New farmers were not given full title to land, despite the government’s promises that this would be done. Instead, they were generally granted land on a provisional basis, which meant their land grants could be revoked if they failed to meet the state’s production targets.

Land was also allocated according to political criteria, with those who supported the government (chavistas) far more likely to receive it than those who were apolitical or supported the opposition. Writes Michael Albertus in Foreign Policy: ‘This helped generate a set of politically reliable clients, who were favoured through land grants, and who then helped the regime perpetuate itself in power by voting for it in elections.’

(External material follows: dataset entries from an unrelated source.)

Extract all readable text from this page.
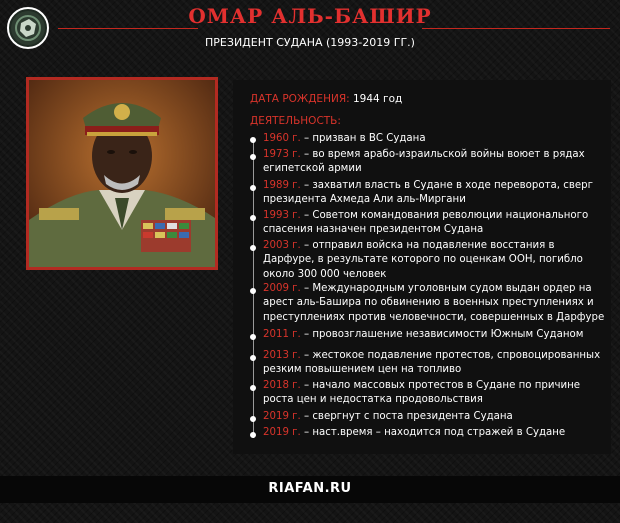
ОМАР АЛЬ-БАШИР
ПРЕЗИДЕНТ СУДАНА (1993-2019 ГГ.)
ДАТА РОЖДЕНИЯ: 1944 год
ДЕЯТЕЛЬНОСТЬ:
1960 г. – призван в ВС Судана
1973 г. – во время арабо-израильской войны воюет в рядах египетской армии
1989 г. – захватил власть в Судане в ходе переворота, сверг президента Ахмеда Али аль-Миргани
1993 г. – Советом командования революции национального спасения назначен президентом Судана
2003 г. – отправил войска на подавление восстания в Дарфуре, в результате которого по оценкам ООН, погибло около 300 000 человек
2009 г. – Международным уголовным судом выдан ордер на арест аль-Башира по обвинению в военных преступлениях и преступлениях против человечности, совершенных в Дарфуре
2011 г. – провозглашение независимости Южным Суданом
2013 г. – жестокое подавление протестов, спровоцированных резким повышением цен на топливо
2018 г. – начало массовых протестов в Судане по причине роста цен и недостатка продовольствия
2019 г. – свергнут с поста президента Судана
2019 г. – наст.время – находится под стражей в Судане
RIAFAN.RU
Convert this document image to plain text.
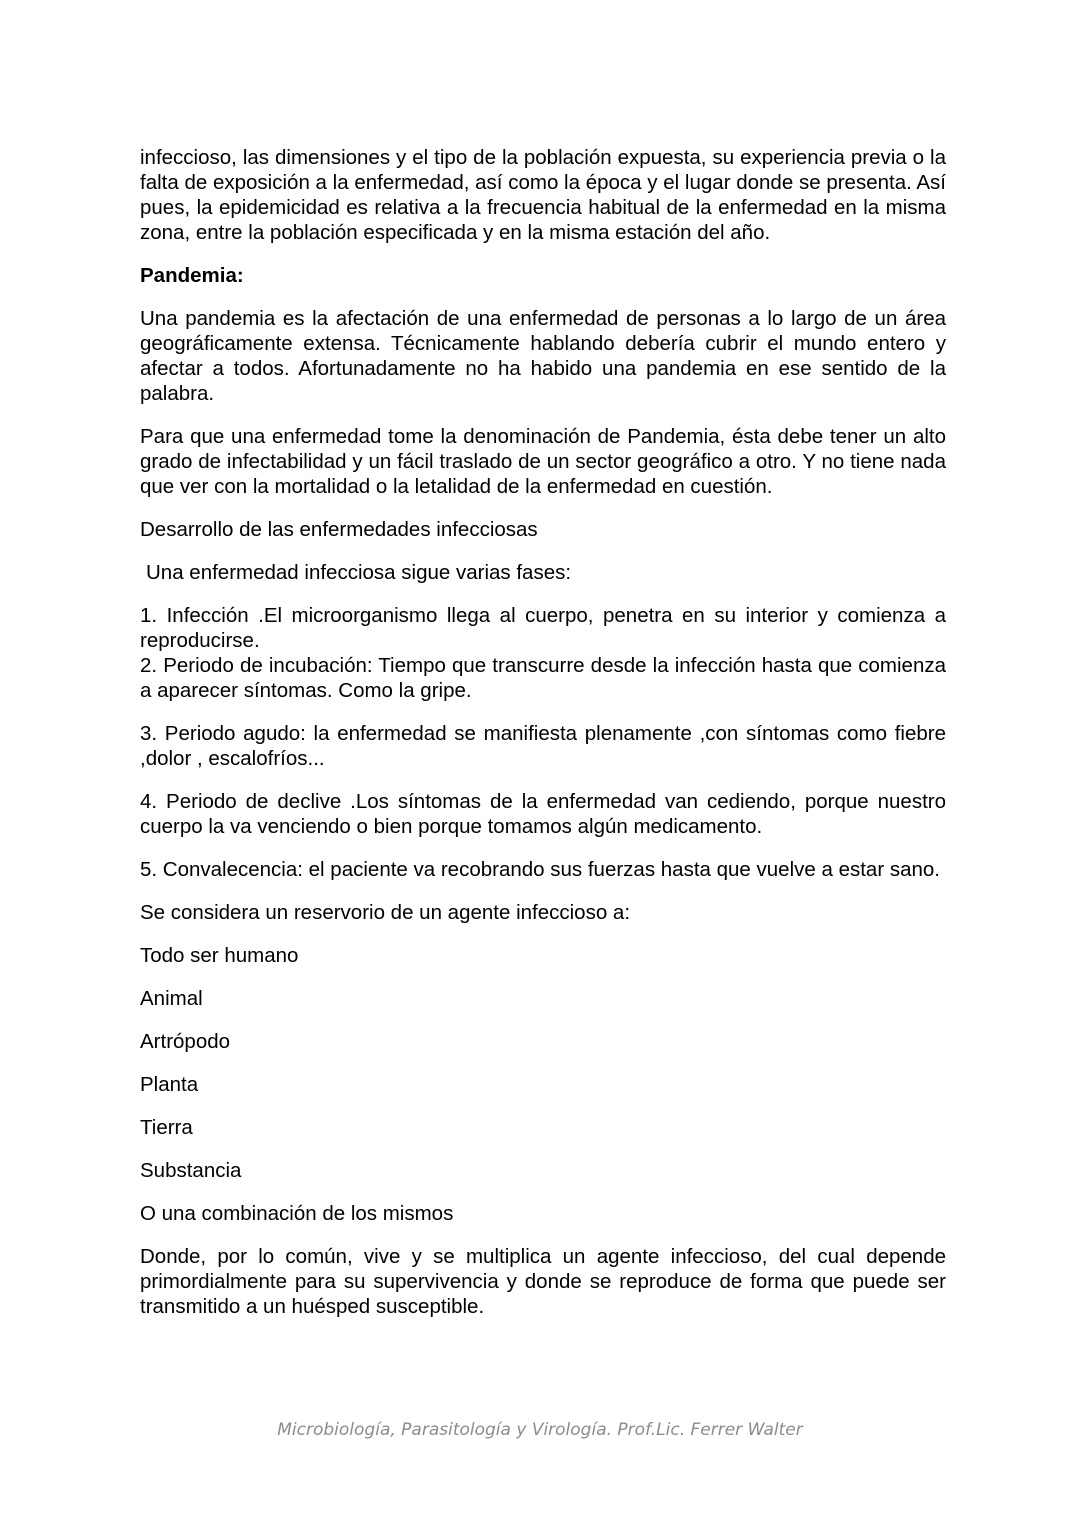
infeccioso, las dimensiones y el tipo de la población expuesta, su experiencia previa o la falta de exposición a la enfermedad, así como la época y el lugar donde se presenta. Así pues, la epidemicidad es relativa a la frecuencia habitual de la enfermedad en la misma zona, entre la población especificada y en la misma estación del año.

Pandemia:

Una pandemia es la afectación de una enfermedad de personas a lo largo de un área geográficamente extensa. Técnicamente hablando debería cubrir el mundo entero y afectar a todos. Afortunadamente no ha habido una pandemia en ese sentido de la palabra.

Para que una enfermedad tome la denominación de Pandemia, ésta debe tener un alto grado de infectabilidad y un fácil traslado de un sector geográfico a otro. Y no tiene nada que ver con la mortalidad o la letalidad de la enfermedad en cuestión.

Desarrollo de las enfermedades infecciosas

Una enfermedad infecciosa sigue varias fases:

1. Infección .El microorganismo llega al cuerpo, penetra en su interior y comienza a reproducirse.

2. Periodo de incubación: Tiempo que transcurre desde la infección hasta que comienza a aparecer síntomas. Como la gripe.

3. Periodo agudo: la enfermedad se manifiesta plenamente ,con síntomas como fiebre ,dolor , escalofríos...

4. Periodo de declive .Los síntomas de la enfermedad van cediendo, porque nuestro cuerpo la va venciendo o bien porque tomamos algún medicamento.

5. Convalecencia: el paciente va recobrando sus fuerzas hasta que vuelve a estar sano.

Se considera un reservorio de un agente infeccioso a:

Todo ser humano

Animal

Artrópodo

Planta

Tierra

Substancia

O una combinación de los mismos

Donde, por lo común, vive y se multiplica un agente infeccioso, del cual depende primordialmente para su supervivencia y donde se reproduce de forma que puede ser transmitido a un huésped susceptible.

Microbiología, Parasitología y Virología. Prof.Lic. Ferrer Walter
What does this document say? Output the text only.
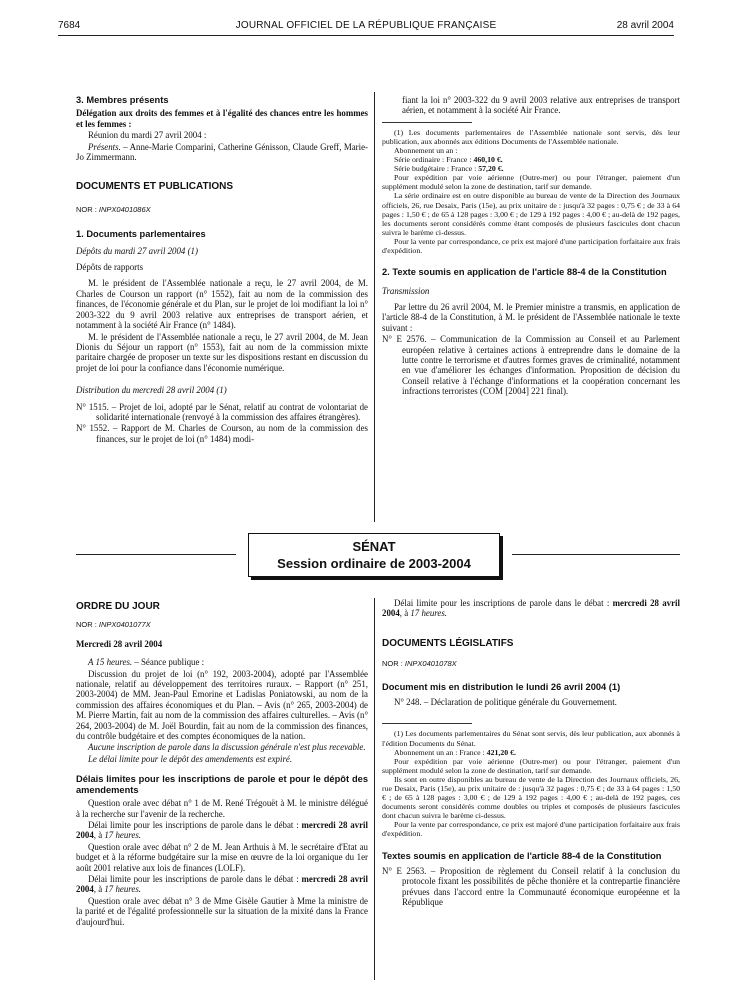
7684	JOURNAL OFFICIEL DE LA RÉPUBLIQUE FRANÇAISE	28 avril 2004

3. Membres présents

Délégation aux droits des femmes et à l'égalité des chances entre les hommes et les femmes :

Réunion du mardi 27 avril 2004 :

Présents. – Anne-Marie Comparini, Catherine Génisson, Claude Greff, Marie-Jo Zimmermann.

DOCUMENTS ET PUBLICATIONS

NOR : INPX0401086X

1. Documents parlementaires

Dépôts du mardi 27 avril 2004 (1)

Dépôts de rapports

M. le président de l'Assemblée nationale a reçu, le 27 avril 2004, de M. Charles de Courson un rapport (n° 1552), fait au nom de la commission des finances, de l'économie générale et du Plan, sur le projet de loi modifiant la loi n° 2003-322 du 9 avril 2003 relative aux entreprises de transport aérien, et notamment à la société Air France (n° 1484).

M. le président de l'Assemblée nationale a reçu, le 27 avril 2004, de M. Jean Dionis du Séjour un rapport (n° 1553), fait au nom de la commission mixte paritaire chargée de proposer un texte sur les dispositions restant en discussion du projet de loi pour la confiance dans l'économie numérique.

Distribution du mercredi 28 avril 2004 (1)

N° 1515. – Projet de loi, adopté par le Sénat, relatif au contrat de volontariat de solidarité internationale (renvoyé à la commission des affaires étrangères).

N° 1552. – Rapport de M. Charles de Courson, au nom de la commission des finances, sur le projet de loi (n° 1484) modi-

fiant la loi n° 2003-322 du 9 avril 2003 relative aux entreprises de transport aérien, et notamment à la société Air France.

(1) Les documents parlementaires de l'Assemblée nationale sont servis, dès leur publication, aux abonnés aux éditions Documents de l'Assemblée nationale.

Abonnement un an :

Série ordinaire : France : 460,10 €.

Série budgétaire : France : 57,20 €.

Pour expédition par voie aérienne (Outre-mer) ou pour l'étranger, paiement d'un supplément modulé selon la zone de destination, tarif sur demande.

La série ordinaire est en outre disponible au bureau de vente de la Direction des Journaux officiels, 26, rue Desaix, Paris (15e), au prix unitaire de : jusqu'à 32 pages : 0,75 € ; de 33 à 64 pages : 1,50 € ; de 65 à 128 pages : 3,00 € ; de 129 à 192 pages : 4,00 € ; au-delà de 192 pages, les documents seront considérés comme étant composés de plusieurs fascicules dont chacun suivra le barème ci-dessus.

Pour la vente par correspondance, ce prix est majoré d'une participation forfaitaire aux frais d'expédition.

2. Texte soumis en application de l'article 88-4 de la Constitution

Transmission

Par lettre du 26 avril 2004, M. le Premier ministre a transmis, en application de l'article 88-4 de la Constitution, à M. le président de l'Assemblée nationale le texte suivant :

N° E 2576. – Communication de la Commission au Conseil et au Parlement européen relative à certaines actions à entreprendre dans le domaine de la lutte contre le terrorisme et d'autres formes graves de criminalité, notamment en vue d'améliorer les échanges d'information. Proposition de décision du Conseil relative à l'échange d'informations et la coopération concernant les infractions terroristes (COM [2004] 221 final).

SÉNAT
Session ordinaire de 2003-2004

ORDRE DU JOUR

NOR : INPX0401077X

Mercredi 28 avril 2004

A 15 heures. – Séance publique :

Discussion du projet de loi (n° 192, 2003-2004), adopté par l'Assemblée nationale, relatif au développement des territoires ruraux. – Rapport (n° 251, 2003-2004) de MM. Jean-Paul Emorine et Ladislas Poniatowski, au nom de la commission des affaires économiques et du Plan. – Avis (n° 265, 2003-2004) de M. Pierre Martin, fait au nom de la commission des affaires culturelles. – Avis (n° 264, 2003-2004) de M. Joël Bourdin, fait au nom de la commission des finances, du contrôle budgétaire et des comptes économiques de la nation.

Aucune inscription de parole dans la discussion générale n'est plus recevable.

Le délai limite pour le dépôt des amendements est expiré.

Délais limites pour les inscriptions de parole et pour le dépôt des amendements

Question orale avec débat n° 1 de M. René Trégouët à M. le ministre délégué à la recherche sur l'avenir de la recherche.

Délai limite pour les inscriptions de parole dans le débat : mercredi 28 avril 2004, à 17 heures.

Question orale avec débat n° 2 de M. Jean Arthuis à M. le secrétaire d'Etat au budget et à la réforme budgétaire sur la mise en œuvre de la loi organique du 1er août 2001 relative aux lois de finances (LOLF).

Délai limite pour les inscriptions de parole dans le débat : mercredi 28 avril 2004, à 17 heures.

Question orale avec débat n° 3 de Mme Gisèle Gautier à Mme la ministre de la parité et de l'égalité professionnelle sur la situation de la mixité dans la France d'aujourd'hui.

Délai limite pour les inscriptions de parole dans le débat : mercredi 28 avril 2004, à 17 heures.

DOCUMENTS LÉGISLATIFS

NOR : INPX0401078X

Document mis en distribution le lundi 26 avril 2004 (1)

N° 248. – Déclaration de politique générale du Gouvernement.

(1) Les documents parlementaires du Sénat sont servis, dès leur publication, aux abonnés à l'édition Documents du Sénat.

Abonnement un an : France : 421,20 €.

Pour expédition par voie aérienne (Outre-mer) ou pour l'étranger, paiement d'un supplément modulé selon la zone de destination, tarif sur demande.

Ils sont en outre disponibles au bureau de vente de la Direction des Journaux officiels, 26, rue Desaix, Paris (15e), au prix unitaire de : jusqu'à 32 pages : 0,75 € ; de 33 à 64 pages : 1,50 € ; de 65 à 128 pages : 3,00 € ; de 129 à 192 pages : 4,00 € ; au-delà de 192 pages, ces documents seront considérés comme doubles ou triples et composés de plusieurs fascicules dont chacun suivra le barème ci-dessus.

Pour la vente par correspondance, ce prix est majoré d'une participation forfaitaire aux frais d'expédition.

Textes soumis en application de l'article 88-4 de la Constitution

N° E 2563. – Proposition de règlement du Conseil relatif à la conclusion du protocole fixant les possibilités de pêche thonière et la contrepartie financière prévues dans l'accord entre la Communauté économique européenne et la République
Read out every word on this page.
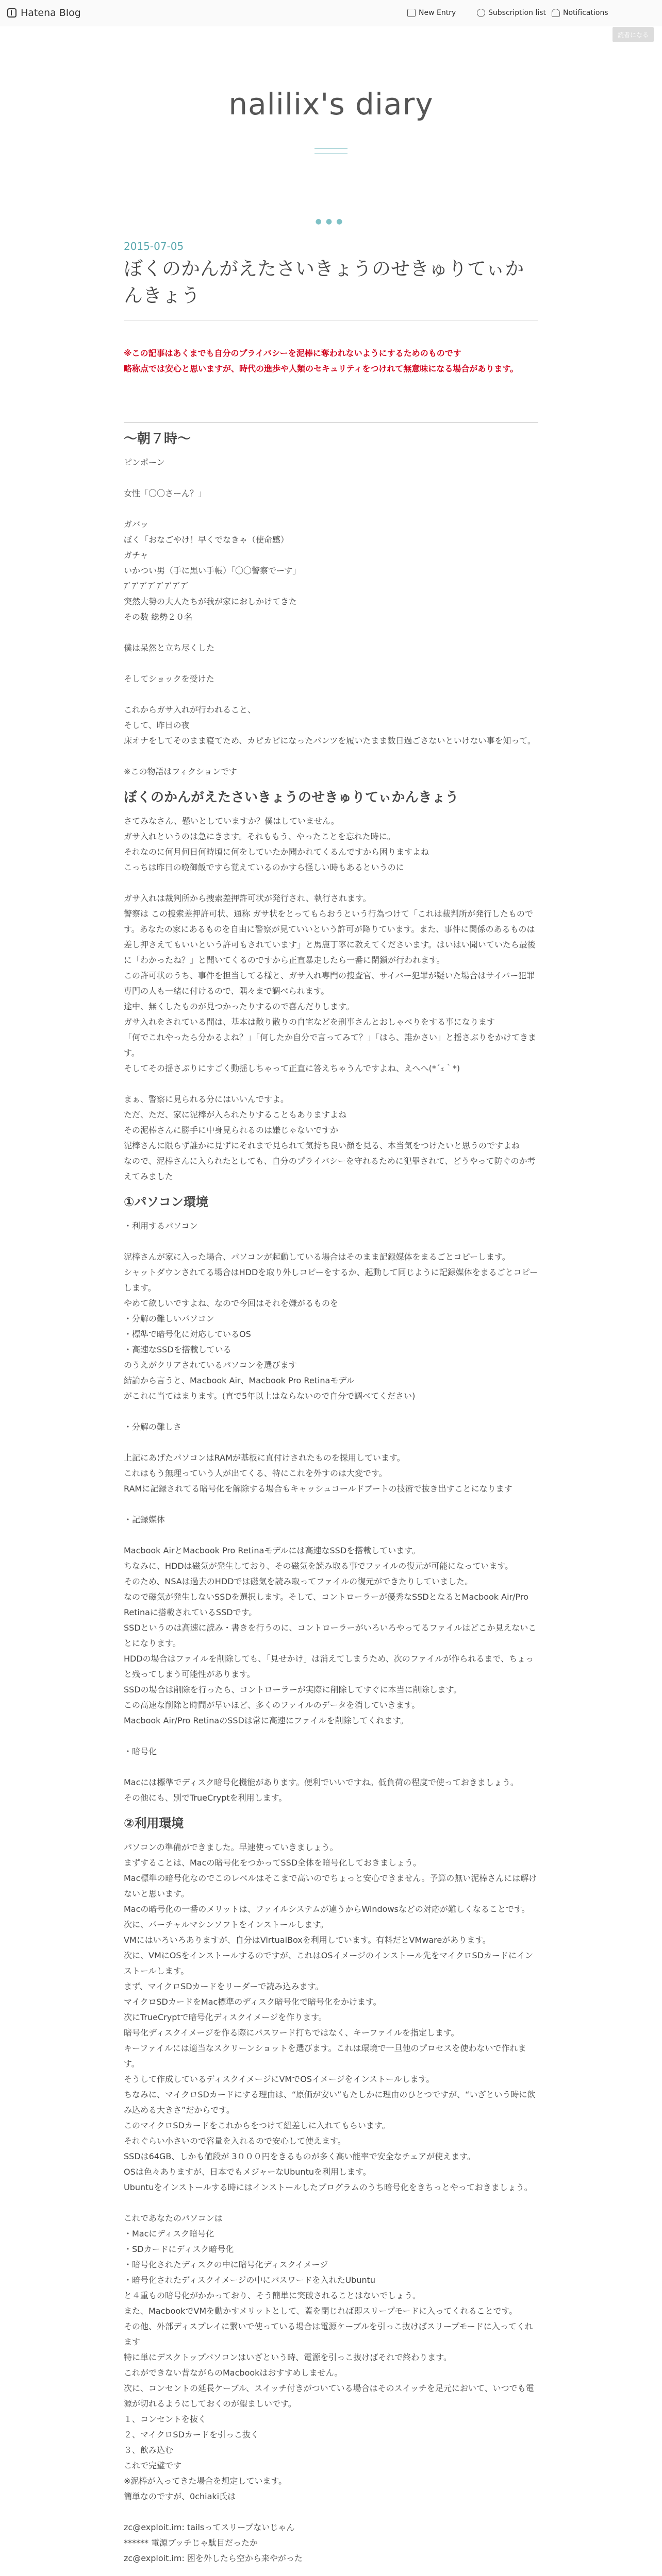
Hatena Blog	New Entry	Subscription list Notifications
読者になる
nalilix's diary
●●●
2015-07-05
ぼくのかんがえたさいきょうのせきゅりてぃかんきょう
※この記事はあくまでも自分のプライバシーを泥棒に奪われないようにするためのものです
略称点では安心と思いますが、時代の進歩や人類のセキュリティをつけれて無意味になる場合があります。
〜朝７時〜
ピンポーン
女性「〇〇さーん？」
ガバッ
ぼく「おなごやけ！早くでなきゃ（使命感）
ガチャ
いかつい男（手に黒い手帳）「〇〇警察でーす」
ｱﾞｱﾞｱﾞｱﾞｱﾞｱﾞｱﾞｱﾞ
突然大勢の大人たちが我が家におしかけてきた
その数 総勢２０名
僕は呆然と立ち尽くした
そしてショックを受けた
これからガサ入れが行われること、
そして、昨日の夜
床オナをしてそのまま寝てため、カピカピになったパンツを履いたまま数日過ごさないといけない事を知って。
※この物語はフィクションです
ぼくのかんがえたさいきょうのせきゅりてぃかんきょう
さてみなさん、懸いとしていますか？僕はしていません。
ガサ入れというのは急にきます。それももう、やったことを忘れた時に。
それなのに何月何日何時頃に何をしていたか聞かれてくるんですから困りますよね
こっちは昨日の晩御飯ですら覚えているのかすら怪しい時もあるというのに
ガサ入れは裁判所から捜索差押許可状が発行され、執行されます。
警察は この捜索差押許可状、通称 ガサ状をとってもらおうという行為つけて「これは裁判所が発行したものです。あなたの家にあるものを自由に警察が見ていいという許可が降りています。また、事件に関係のあるものは差し押さえてもいいという許可もされています」と馬鹿丁寧に教えてくださいます。はいはい聞いていたら最後に「わかったね？」と聞いてくるのですから正直暴走したら一番に閉鎖が行われます。
この許可状のうち、事件を担当してる様と、ガサ入れ専門の捜査官、サイバー犯罪が疑いた場合はサイバー犯罪専門の人も一緒に付けるので、隅々まで調べられます。
途中、無くしたものが見つかったりするので喜んだりします。
ガサ入れをされている間は、基本は散り散りの自宅などを刑事さんとおしゃべりをする事になります
「何でこれやったら分かるよね？」「何したか自分で言ってみて？」「はら、誰かさい」と揺さぶりをかけてきます。
そしてその揺さぶりにすごく動揺しちゃって正直に答えちゃうんですよね、えへへ(*´ｪ｀*)
まぁ、警察に見られる分にはいいんですよ。
ただ、ただ、家に泥棒が入られたりすることもありますよね
その泥棒さんに勝手に中身見られるのは嫌じゃないですか
泥棒さんに限らず誰かに見ずにそれまで見られて気持ち良い顔を見る、本当気をつけたいと思うのですよね
なので、泥棒さんに入られたとしても、自分のプライバシーを守れるために犯罪されて、どうやって防ぐのか考えてみました
①パソコン環境
・利用するパソコン
泥棒さんが家に入った場合、パソコンが起動している場合はそのまま記録媒体をまるごとコピーします。
シャットダウンされてる場合はHDDを取り外しコピーをするか、起動して同じように記録媒体をまるごとコピーします。
やめて欲しいですよね、なので今回はそれを嫌がるものを
・分解の難しいパソコン
・標準で暗号化に対応しているOS
・高速なSSDを搭載している
のうえがクリアされているパソコンを選びます
結論から言うと、Macbook Air、Macbook Pro Retinaモデル
がこれに当てはまります。(直で5年以上はならないので自分で調べてください)
・分解の難しさ
上記にあげたパソコンはRAMが基板に直付けされたものを採用しています。
これはもう無理っていう人が出てくる、特にこれを外すのは大変です。
RAMに記録されてる暗号化を解除する場合もキャッシュコールドブートの技術で抜き出すことになります
・記録媒体
Macbook AirとMacbook Pro Retinaモデルには高速なSSDを搭載しています。
ちなみに、HDDは磁気が発生しており、その磁気を読み取る事でファイルの復元が可能になっています。
そのため、NSAは過去のHDDでは磁気を読み取ってファイルの復元ができたりしていました。
なので磁気が発生しないSSDを選択します。そして、コントローラーが優秀なSSDとなるとMacbook Air/Pro Retinaに搭載されているSSDです。
SSDというのは高速に読み・書きを行うのに、コントローラーがいろいろやってるファイルはどこか見えないことになります。
HDDの場合はファイルを削除しても、「見せかけ」は消えてしまうため、次のファイルが作られるまで、ちょっと残ってしまう可能性があります。
SSDの場合は削除を行ったら、コントローラーが実際に削除してすぐに本当に削除します。
この高速な削除と時間が早いほど、多くのファイルのデータを消していきます。
Macbook Air/Pro RetinaのSSDは常に高速にファイルを削除してくれます。
・暗号化
Macには標準でディスク暗号化機能があります。便利でいいですね。低負荷の程度で使っておきましょう。
その他にも、別でTrueCryptを利用します。
②利用環境
パソコンの準備ができました。早速使っていきましょう。
まずすることは、Macの暗号化をつかってSSD全体を暗号化しておきましょう。
Mac標準の暗号化なのでこのレベルはそこまで高いのでちょっと安心できません。予算の無い泥棒さんには解けないと思います。
Macの暗号化の一番のメリットは、ファイルシステムが違うからWindowsなどの対応が難しくなることです。
次に、パーチャルマシンソフトをインストールします。
VMにはいろいろありますが、自分はVirtualBoxを利用しています。有料だとVMwareがあります。
次に、VMにOSをインストールするのですが、これはOSイメージのインストール先をマイクロSDカードにインストールします。
まず、マイクロSDカードをリーダーで読み込みます。
マイクロSDカードをMac標準のディスク暗号化で暗号化をかけます。
次にTrueCryptで暗号化ディスクイメージを作ります。
暗号化ディスクイメージを作る際にパスワード打ちではなく、キーファイルを指定します。
キーファイルには適当なスクリーンショットを選びます。これは環境で一旦他のプロセスを使わないで作れます。
そうして作成しているディスクイメージにVMでOSイメージをインストールします。
ちなみに、マイクロSDカードにする理由は、“原価が安い”もたしかに理由のひとつですが、“いざという時に飲み込める大きさ”だからです。
このマイクロSDカードをこれからをつけて紐差しに入れてもらいます。
それぐらい小さいので容量を入れるので安心して使えます。
SSDは64GB、しかも値段が 3０００円をきるものが多く高い能率で安全なチェアが使えます。
OSは色々ありますが、日本でもメジャーなUbuntuを利用します。
Ubuntuをインストールする時にはインストールしたプログラムのうち暗号化をきちっとやっておきましょう。
これであなたのパソコンは
・Macにディスク暗号化
・SDカードにディスク暗号化
・暗号化されたディスクの中に暗号化ディスクイメージ
・暗号化されたディスクイメージの中にパスワードを入れたUbuntu
と４重もの暗号化がかかっており、そう簡単に突破されることはないでしょう。
また、MacbookでVMを動かすメリットとして、蓋を閉じれば即スリープモードに入ってくれることです。
その他、外部ディスプレイに繋いで使っている場合は電源ケーブルを引っこ抜けばスリープモードに入ってくれます
特に単にデスクトップパソコンはいざという時、電源を引っこ抜けばそれで終わります。
これができない昔ながらのMacbookはおすすめしません。
次に、コンセントの延長ケーブル、スイッチ付きがついている場合はそのスイッチを足元において、いつでも電源が切れるようにしておくのが望ましいです。
１、コンセントを抜く
２、マイクロSDカードを引っこ抜く
３、飲み込む
これで完璧です
※泥棒が入ってきた場合を想定しています。
簡単なのですが、0chiaki氏は
zc@exploit.im: tailsってスリープないじゃん
****** 電源ブッチじゃ駄目だったか
zc@exploit.im: 困を外したら空から来やがった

By 2010 the government put the quantity of farmland it had seized at between 5.5m and 7.5m hectares out of the 27 million hectares used for cultivation. At the lower of these figures, these 5.5m hectares amounted to 20% of Venezuela’s total productive farmland.

However, the redistribution of land to small farmers did not result in an increase in food production. On the contrary, according to the National Confederacy of Agriculture and Livestock Associations, agricultural production dropped sharply between 2007 and 2011: maize by 40%, rice by 39%, sorghum by 83%, sugar cane by 37%, coffee by 47%, potatoes by 64%, tomatoes by 34%, and onions by 25%.

Large quantities of fertile land fell out of production, while food imports rose. After 2014, however – when the oil price dropped dramatically – imports of all essentials, including food, became increasingly difficult for the government to afford. Shortages were blamed on ‘hoarding’, while food rationing was introduced.

In 2014 the government tightened up the price controls it had introduced in 2003. Both farmers and food producers were forced to sell at prices below production costs, which cut supply still further.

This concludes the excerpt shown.